Im Schulhaus und auf dem Pausenreal darf als Gegenmassnahme nur Wasser getrunken werden. Die Ernährung der Kinder ist allerdings etwas schwieriger zu kontrollieren, wie Frei sagt. «Einige haben als Pausensnack Schokoriegel und Butterbretzel dabei, andere wiederum Äpfel und Darvida.»
Tieferes Einkommen als in Zürich
Die Zürcher Nationalrätin Yvonne Bürgin (Mitte), die früher in der Schulpflege tätig war, lobt die Bemühungen der Schulen in Winterthur. Mit drei Sportlektionen werde schon viel unternommen, sagt sie.

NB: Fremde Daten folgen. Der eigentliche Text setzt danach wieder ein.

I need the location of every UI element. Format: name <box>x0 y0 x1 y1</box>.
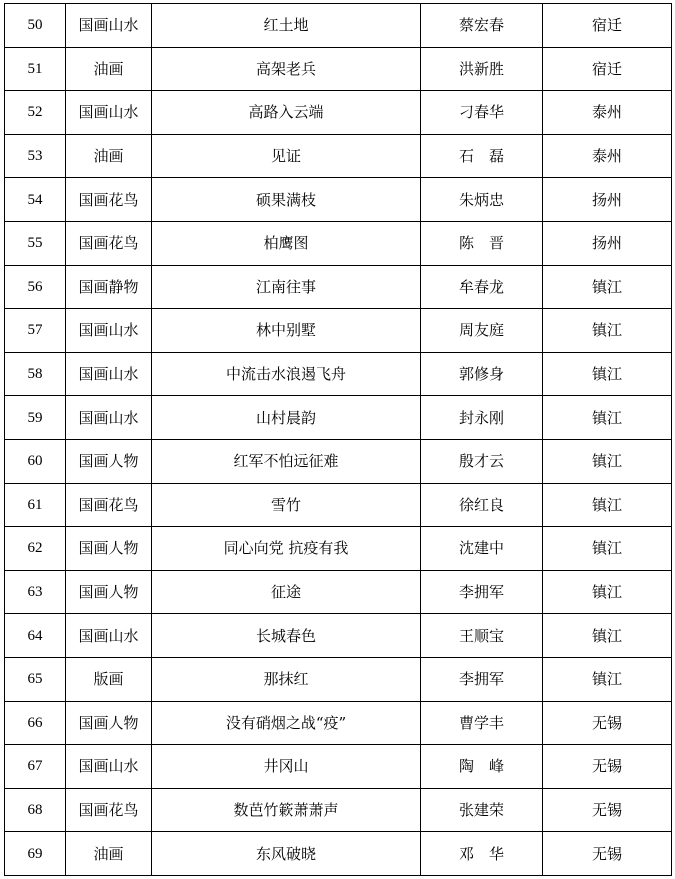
title-cell: 山村晨韵 <box>152 396 421 440</box>
row-number: 61 <box>5 483 66 527</box>
table-row <box>5 265 672 309</box>
city-cell: 宿迁 <box>543 47 672 91</box>
city-cell: 镇江 <box>543 265 672 309</box>
author-cell: 刁春华 <box>421 91 543 135</box>
title-cell: 江南往事 <box>152 265 421 309</box>
table-row <box>5 178 672 222</box>
row-number: 52 <box>5 91 66 135</box>
category-cell: 国画山水 <box>66 91 152 135</box>
city-cell: 镇江 <box>543 570 672 614</box>
row-number: 57 <box>5 309 66 353</box>
author-cell: 蔡宏春 <box>421 4 543 48</box>
row-number: 56 <box>5 265 66 309</box>
city-cell: 镇江 <box>543 352 672 396</box>
category-cell: 国画静物 <box>66 265 152 309</box>
row-number: 62 <box>5 527 66 571</box>
city-cell: 泰州 <box>543 134 672 178</box>
category-cell: 国画人物 <box>66 527 152 571</box>
title-cell: 柏鹰图 <box>152 221 421 265</box>
author-cell: 朱炳忠 <box>421 178 543 222</box>
row-number: 64 <box>5 614 66 658</box>
author-cell: 李拥军 <box>421 657 543 701</box>
author-cell: 邓 华 <box>421 832 543 876</box>
category-cell: 油画 <box>66 47 152 91</box>
title-cell: 雪竹 <box>152 483 421 527</box>
category-cell: 国画山水 <box>66 4 152 48</box>
category-cell: 国画人物 <box>66 701 152 745</box>
title-cell: 中流击水浪遏飞舟 <box>152 352 421 396</box>
table-row <box>5 614 672 658</box>
city-cell: 无锡 <box>543 701 672 745</box>
artwork-list-table <box>4 3 672 876</box>
city-cell: 扬州 <box>543 178 672 222</box>
city-cell: 镇江 <box>543 527 672 571</box>
table-row <box>5 221 672 265</box>
table-row <box>5 352 672 396</box>
row-number: 51 <box>5 47 66 91</box>
row-number: 66 <box>5 701 66 745</box>
author-cell: 陶 峰 <box>421 745 543 789</box>
author-cell: 陈 晋 <box>421 221 543 265</box>
row-number: 54 <box>5 178 66 222</box>
category-cell: 国画花鸟 <box>66 483 152 527</box>
row-number: 63 <box>5 570 66 614</box>
category-cell: 油画 <box>66 134 152 178</box>
author-cell: 殷才云 <box>421 439 543 483</box>
author-cell: 王顺宝 <box>421 614 543 658</box>
category-cell: 油画 <box>66 832 152 876</box>
table-row <box>5 832 672 876</box>
author-cell: 封永刚 <box>421 396 543 440</box>
row-number: 53 <box>5 134 66 178</box>
city-cell: 无锡 <box>543 788 672 832</box>
title-cell: 长城春色 <box>152 614 421 658</box>
city-cell: 镇江 <box>543 309 672 353</box>
author-cell: 张建荣 <box>421 788 543 832</box>
row-number: 59 <box>5 396 66 440</box>
table-row <box>5 396 672 440</box>
author-cell: 洪新胜 <box>421 47 543 91</box>
category-cell: 国画人物 <box>66 439 152 483</box>
row-number: 60 <box>5 439 66 483</box>
category-cell: 版画 <box>66 657 152 701</box>
title-cell: 见证 <box>152 134 421 178</box>
title-cell: 红土地 <box>152 4 421 48</box>
title-cell: 林中别墅 <box>152 309 421 353</box>
author-cell: 周友庭 <box>421 309 543 353</box>
category-cell: 国画山水 <box>66 396 152 440</box>
row-number: 65 <box>5 657 66 701</box>
title-cell: 高架老兵 <box>152 47 421 91</box>
title-cell: 征途 <box>152 570 421 614</box>
title-cell: 红军不怕远征难 <box>152 439 421 483</box>
title-cell: 没有硝烟之战“疫” <box>152 701 421 745</box>
city-cell: 镇江 <box>543 396 672 440</box>
author-cell: 石 磊 <box>421 134 543 178</box>
table-row <box>5 483 672 527</box>
table-row <box>5 439 672 483</box>
table-row <box>5 47 672 91</box>
category-cell: 国画山水 <box>66 309 152 353</box>
city-cell: 宿迁 <box>543 4 672 48</box>
row-number: 50 <box>5 4 66 48</box>
row-number: 58 <box>5 352 66 396</box>
city-cell: 无锡 <box>543 745 672 789</box>
author-cell: 沈建中 <box>421 527 543 571</box>
title-cell: 同心向党 抗疫有我 <box>152 527 421 571</box>
table-body <box>5 4 672 876</box>
table-row <box>5 570 672 614</box>
row-number: 69 <box>5 832 66 876</box>
city-cell: 镇江 <box>543 614 672 658</box>
city-cell: 泰州 <box>543 91 672 135</box>
title-cell: 井冈山 <box>152 745 421 789</box>
table-row <box>5 527 672 571</box>
table-row <box>5 4 672 48</box>
table-row <box>5 91 672 135</box>
city-cell: 镇江 <box>543 439 672 483</box>
title-cell: 硕果满枝 <box>152 178 421 222</box>
author-cell: 郭修身 <box>421 352 543 396</box>
city-cell: 镇江 <box>543 657 672 701</box>
table-row <box>5 657 672 701</box>
table-row <box>5 309 672 353</box>
city-cell: 镇江 <box>543 483 672 527</box>
category-cell: 国画人物 <box>66 570 152 614</box>
category-cell: 国画花鸟 <box>66 221 152 265</box>
city-cell: 扬州 <box>543 221 672 265</box>
city-cell: 无锡 <box>543 832 672 876</box>
row-number: 68 <box>5 788 66 832</box>
title-cell: 数芭竹簌萧萧声 <box>152 788 421 832</box>
category-cell: 国画山水 <box>66 352 152 396</box>
author-cell: 牟春龙 <box>421 265 543 309</box>
table-row <box>5 134 672 178</box>
row-number: 67 <box>5 745 66 789</box>
table-row <box>5 701 672 745</box>
category-cell: 国画山水 <box>66 614 152 658</box>
category-cell: 国画花鸟 <box>66 788 152 832</box>
category-cell: 国画山水 <box>66 745 152 789</box>
title-cell: 高路入云端 <box>152 91 421 135</box>
title-cell: 东风破晓 <box>152 832 421 876</box>
title-cell: 那抹红 <box>152 657 421 701</box>
table-row <box>5 745 672 789</box>
table-row <box>5 788 672 832</box>
author-cell: 曹学丰 <box>421 701 543 745</box>
category-cell: 国画花鸟 <box>66 178 152 222</box>
row-number: 55 <box>5 221 66 265</box>
author-cell: 李拥军 <box>421 570 543 614</box>
author-cell: 徐红良 <box>421 483 543 527</box>
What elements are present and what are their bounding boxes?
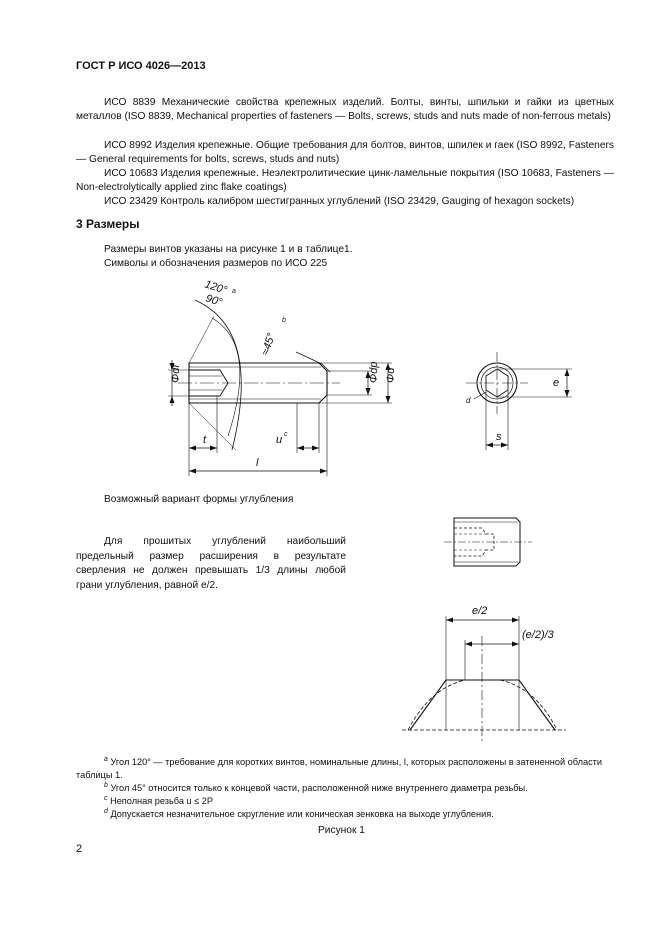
footnote-d: $^d$ Допускается незначительное скругление или коническая зенковка на выходе углубления. (104, 808, 494, 820)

Auch Sportvereine erfüllen laut ihr eine wichtige Aufgabe: «Damit Kinder sich in der Freizeit oft und gerne bewegen und weniger Bildschirmzeit haben». Letzteres ist Bürgins Meinung nach einer der vielen Gründe für den ungesunden Trend.
SVP-Politiker Daniel Wäfler vermutet, dass der Trend in Winterthur insgesamt «mit dem leicht höheren Anteil von Menschen mit Migrationshintergrund und mit etwas tieferen Einkommen als etwa in Zürich zu tun hat.»
Den feinen Unterschied dürften günstigere Wohnungen und Lebenskosten ausmachen.
Sind beide Eltern erwerbstätig oder müssen sie preissensibel einkaufen, könne das ausgewogene Kochen etwas zu kurz kommen. «Fertigprodukte oder Fastfood dürften dann zu etwas mehr Übergewichtigen führen als im Landesdurchschnitt», so Wäfler weiter.
Grundsätzlich ist Wäfler der Meinung: «Einen Apfel am Tag sollten sich alle leisten können. Und dafür vielleicht auf ein Zuckergetränk verzichten.»